Service industries grew in July at the slowest pace in five months as a lack of jobs hemmed in U.S. consumers, economists said before reports today.

The Institute for Supply Management’s non-manufacturing index, which covers about 90 percent of the economy, fell to 53 from 53.8 in June, according to the median forecast of 76 economists surveyed by Bloomberg News. Readings above 50 signal expansion. Another report may show companies took on less staff than in prior months.

Retailers like OfficeMax Inc. are predicting sales will suffer as an unemployment rate that is projected to hover near 10 percent forces companies to discount merchandise. Combined with an easing in manufacturing, the slowdown means the recovery from the worst recession since the 1930s will probably cool in the second half of the year.

“Things are moderating somewhat,” said Jay Feldman, an economist at Credit Suisse in New York. “It’s a very slow recovery by prior standards.”

The Tempe, Arizona-based ISM’s report is due at 10 a.m. in New York. Survey estimates ranged from 51.5 to 54.7.

A report from ADP Employer Services at 8:15 a.m. may show private payrolls rose by 30,000 in July after increasing by 13,000 in June and by an average 61,000 in the prior two months, according to the survey median.

Employment Forecast

The Labor Department in two days may report private payrolls grew by 90,000 last month while total employment fell by 60,000, reflecting the dismissal of temporary government workers as the decennial census wound down, according to the median estimate of economists surveyed. Unemployment rose to 9.6 percent from 9.5 percent, the survey showed.

OfficeMax, the third-largest U.S. office-supply chain, yesterday forecast sales will decline this quarter.

Chief Financial Officer Bruce Besanko said sales of back- to-school materials will be “extremely tough” as families limit spending. “Customers will be budget-conscious and retailers will be competitive and promotional” Besanko said in a telephone interview yesterday.

The Standard & Poor’s Supercomposite Retailing Index has fallen 18 percent since a 19-month peak on April 26, compared with an 8 percent decline in the broader S&P 500 gauge from its 19-month peak on April 23.

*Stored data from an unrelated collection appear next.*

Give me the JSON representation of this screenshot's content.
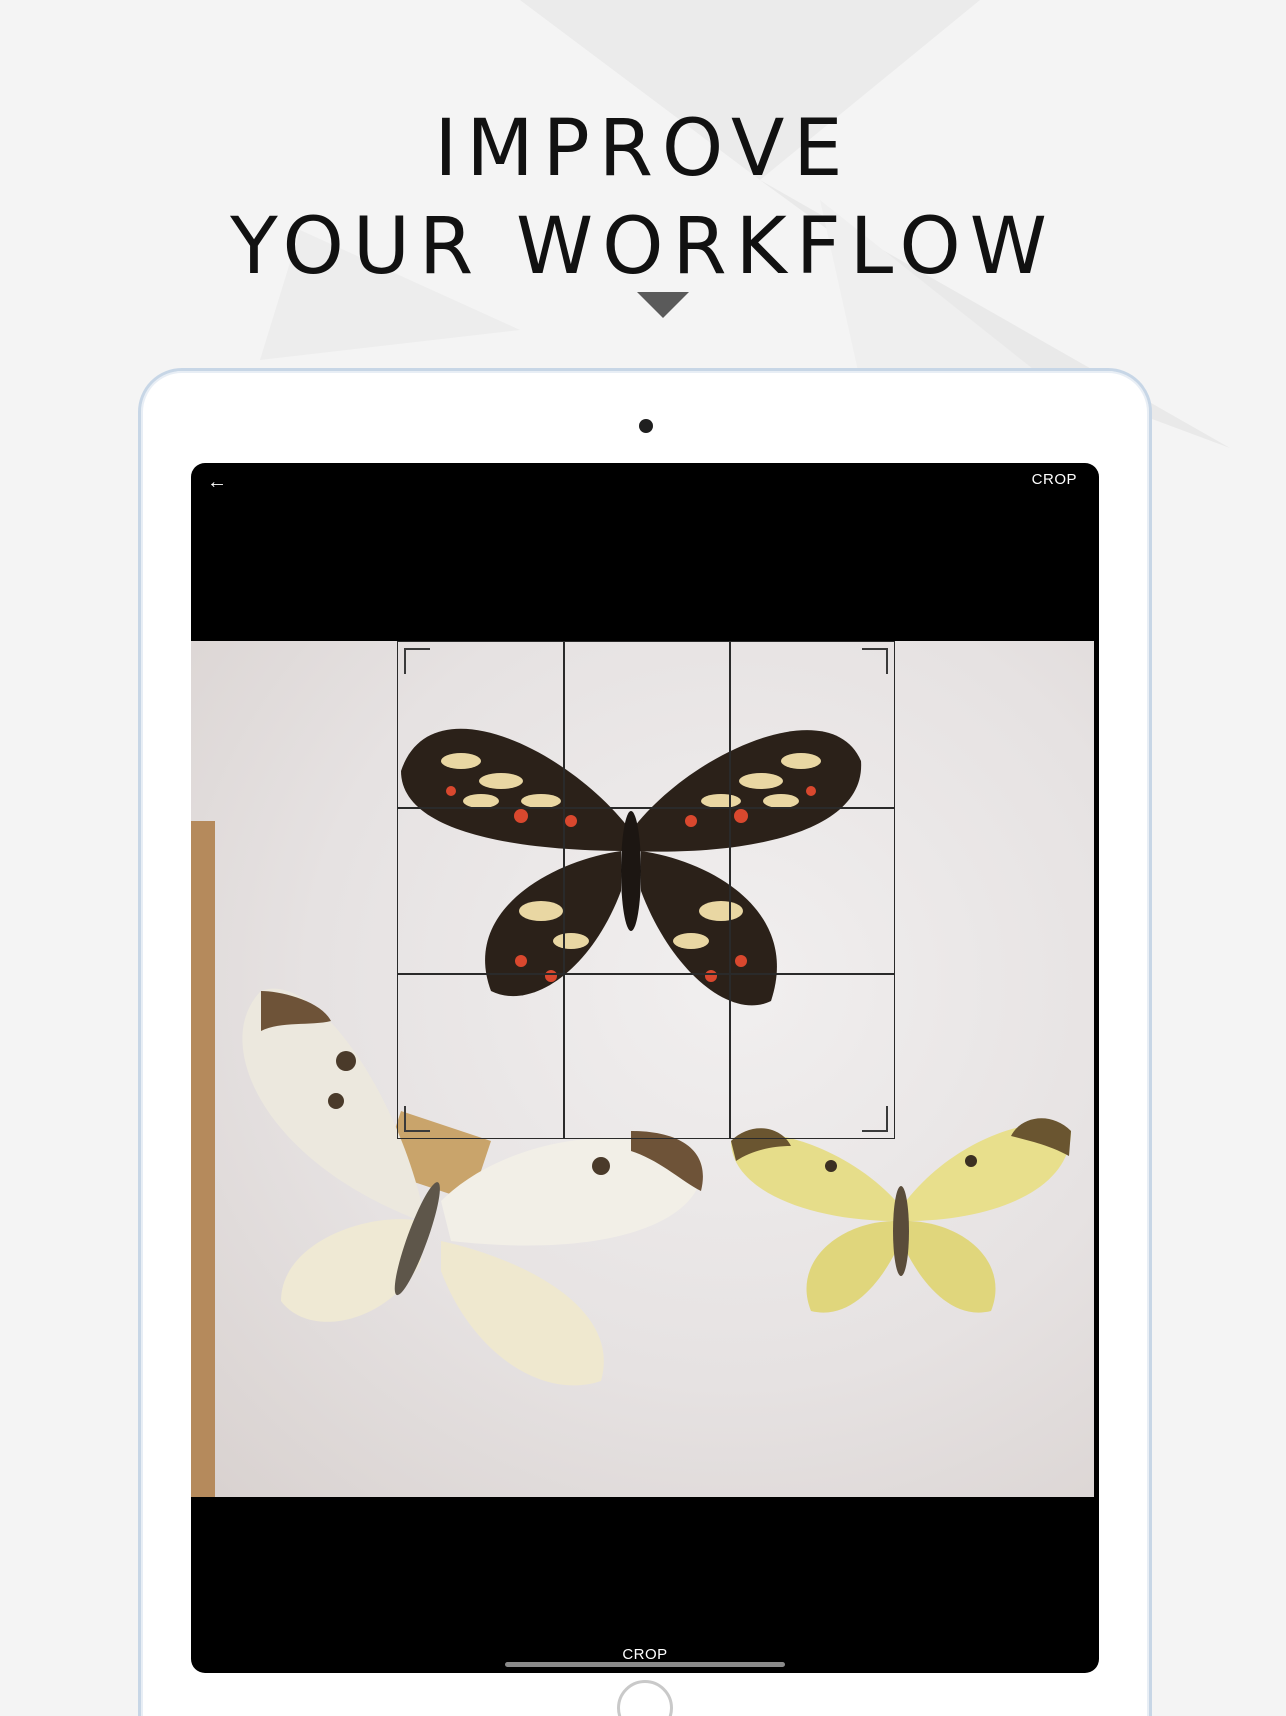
{
  "headline": {
    "line1": "IMPROVE",
    "line2": "YOUR WORKFLOW"
  },
  "icons": {
    "pointer": "triangle-down-icon",
    "back": "arrow-left-icon"
  },
  "screen": {
    "back_glyph": "←",
    "top_action_label": "CROP",
    "bottom_action_label": "CROP"
  },
  "colors": {
    "background": "#f4f4f4",
    "headline": "#111111",
    "tablet_frame": "#c7d6e6",
    "screen_bg": "#000000",
    "pointer": "#5a5a5a"
  }
}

Federal Reserve Chairman Ben S. Bernanke this week gave an upbeat assessment on the outlook for consumers, projecting spending would climb as wages rose.

Bernanke’s View

While the U.S. has “a considerable way to go” for a full recovery, “the economy seems to have stabilized and is expanding again,” Bernanke said in a speech in Charleston, South Carolina.

The ISM services survey covers industries that range from utilities and retailing to health care, housing and finance. The group’s factory survey earlier this week showed manufacturing grew last month at the slowest pace of the year.

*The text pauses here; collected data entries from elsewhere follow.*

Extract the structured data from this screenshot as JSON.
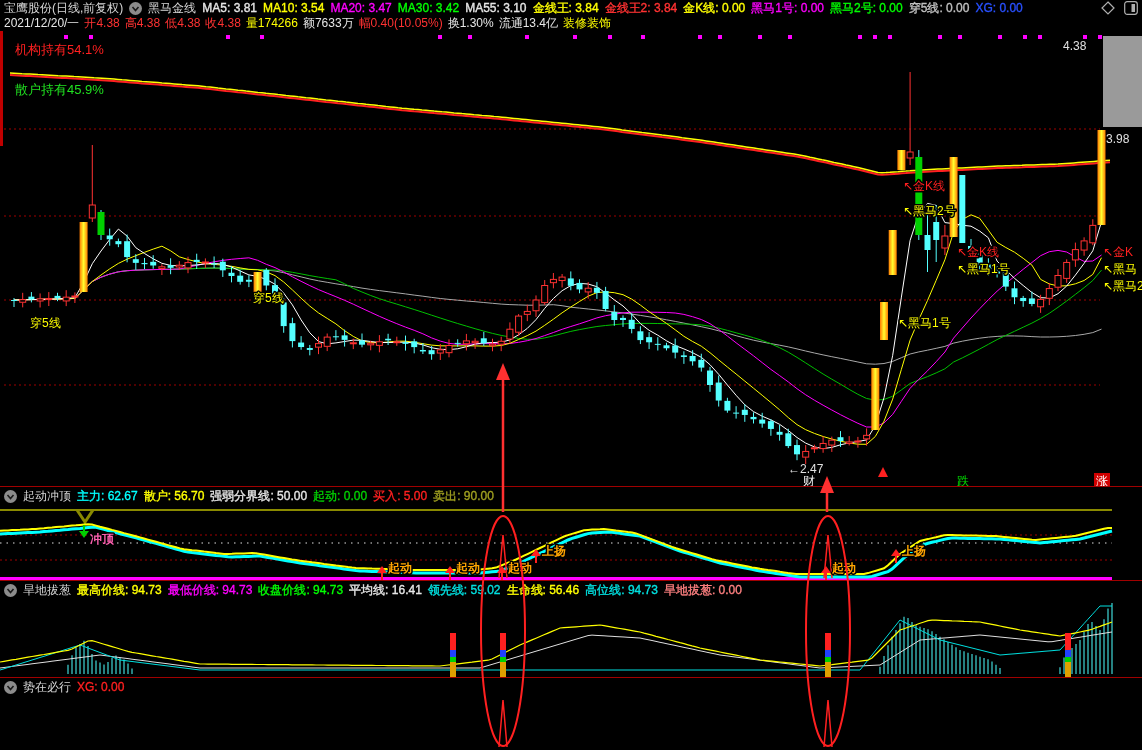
{
  "header": {
    "title": "宝鹰股份(日线,前复权)",
    "indicator": "黑马金线",
    "values": [
      {
        "text": "MA5: 3.81",
        "color": "#e6e6e6"
      },
      {
        "text": "MA10: 3.54",
        "color": "#ffff00"
      },
      {
        "text": "MA20: 3.47",
        "color": "#ff00ff"
      },
      {
        "text": "MA30: 3.42",
        "color": "#00ff00"
      },
      {
        "text": "MA55: 3.10",
        "color": "#e6e6e6"
      },
      {
        "text": "金线王: 3.84",
        "color": "#ffff00"
      },
      {
        "text": "金线王2: 3.84",
        "color": "#ff3232"
      },
      {
        "text": "金K线: 0.00",
        "color": "#ffff00"
      },
      {
        "text": "黑马1号: 0.00",
        "color": "#ff00ff"
      },
      {
        "text": "黑马2号: 0.00",
        "color": "#00ff00"
      },
      {
        "text": "穿5线: 0.00",
        "color": "#c0c0c0"
      },
      {
        "text": "XG: 0.00",
        "color": "#2850ff"
      }
    ]
  },
  "quote": [
    {
      "text": "2021/12/20/一",
      "color": "#e6e6e6"
    },
    {
      "text": "开4.38",
      "color": "#ff3232"
    },
    {
      "text": "高4.38",
      "color": "#ff3232"
    },
    {
      "text": "低4.38",
      "color": "#ff3232"
    },
    {
      "text": "收4.38",
      "color": "#ff3232"
    },
    {
      "text": "量174266",
      "color": "#ffff00"
    },
    {
      "text": "额7633万",
      "color": "#e6e6e6"
    },
    {
      "text": "幅0.40(10.05%)",
      "color": "#ff3232"
    },
    {
      "text": "换1.30%",
      "color": "#e6e6e6"
    },
    {
      "text": "流通13.4亿",
      "color": "#e6e6e6"
    },
    {
      "text": "装修装饰",
      "color": "#ffff00"
    }
  ],
  "main_chart": {
    "holdings": [
      {
        "text": "机构持有54.1%",
        "color": "#ff2020"
      },
      {
        "text": "散户持有45.9%",
        "color": "#20e020"
      }
    ],
    "signals": [
      {
        "text": "↖金K线",
        "color": "#ff2020"
      },
      {
        "text": "↖黑马2号",
        "color": "#ffff00"
      },
      {
        "text": "↖金K线",
        "color": "#ff2020"
      },
      {
        "text": "↖金K",
        "color": "#ff2020"
      },
      {
        "text": "↖黑马1号",
        "color": "#ffff00"
      },
      {
        "text": "↖黑马",
        "color": "#ffff00"
      },
      {
        "text": "↖黑马2",
        "color": "#ffff00"
      },
      {
        "text": "穿5线",
        "color": "#ffff00"
      },
      {
        "text": "穿5线",
        "color": "#ffff00"
      },
      {
        "text": "↖黑马1号",
        "color": "#ffff00"
      }
    ],
    "axis_labels": [
      "4.38",
      "3.98"
    ],
    "low_label": "←2.47",
    "markers": [
      {
        "text": "财",
        "kind": "plain"
      },
      {
        "text": "跌",
        "kind": "down"
      },
      {
        "text": "涨",
        "kind": "up"
      }
    ]
  },
  "panels": [
    {
      "title": "起动冲顶",
      "kind": "oscillator",
      "values": [
        {
          "text": "主力: 62.67",
          "color": "#00ffff"
        },
        {
          "text": "散户: 56.70",
          "color": "#ffff00"
        },
        {
          "text": "强弱分界线: 50.00",
          "color": "#e6e6e6"
        },
        {
          "text": "起动: 0.00",
          "color": "#00d000"
        },
        {
          "text": "买入: 5.00",
          "color": "#ff2020"
        },
        {
          "text": "卖出: 90.00",
          "color": "#a0a020"
        }
      ],
      "labels": [
        {
          "text": "冲顶",
          "kind": "down",
          "color": "#ff60b0"
        },
        {
          "text": "上扬",
          "kind": "up",
          "color": "#ffa500"
        },
        {
          "text": "上扬",
          "kind": "up",
          "color": "#ffa500"
        },
        {
          "text": "起动",
          "kind": "up",
          "color": "#ffa500"
        },
        {
          "text": "起动",
          "kind": "up",
          "color": "#ffa500"
        },
        {
          "text": "起动",
          "kind": "up",
          "color": "#ffa500"
        },
        {
          "text": "起动",
          "kind": "up",
          "color": "#ffa500"
        }
      ]
    },
    {
      "title": "旱地拔葱",
      "kind": "histogram",
      "values": [
        {
          "text": "最高价线: 94.73",
          "color": "#ffff00"
        },
        {
          "text": "最低价线: 94.73",
          "color": "#ff00ff"
        },
        {
          "text": "收盘价线: 94.73",
          "color": "#00ff00"
        },
        {
          "text": "平均线: 16.41",
          "color": "#e6e6e6"
        },
        {
          "text": "领先线: 59.02",
          "color": "#00e0e0"
        },
        {
          "text": "生命线: 56.46",
          "color": "#ffff00"
        },
        {
          "text": "高位线: 94.73",
          "color": "#00e0e0"
        },
        {
          "text": "旱地拔葱: 0.00",
          "color": "#ff8080"
        }
      ]
    },
    {
      "title": "势在必行",
      "kind": "signal",
      "values": [
        {
          "text": "XG: 0.00",
          "color": "#ff2020"
        }
      ]
    }
  ]
}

Data from the Commerce Department yesterday showed consumer spending and personal income were unchanged in June, further evidence the weak jobs recovery is hurting spending. Household purchases grew at a 1.6 percent rate in the second quarter, while the economy expanded at a less-than-forecast 2.4 percent pace, the government reported last week.

The outlook for jobs is one reason consumer confidence sank more than forecast in July, according to a Conference Board report last week.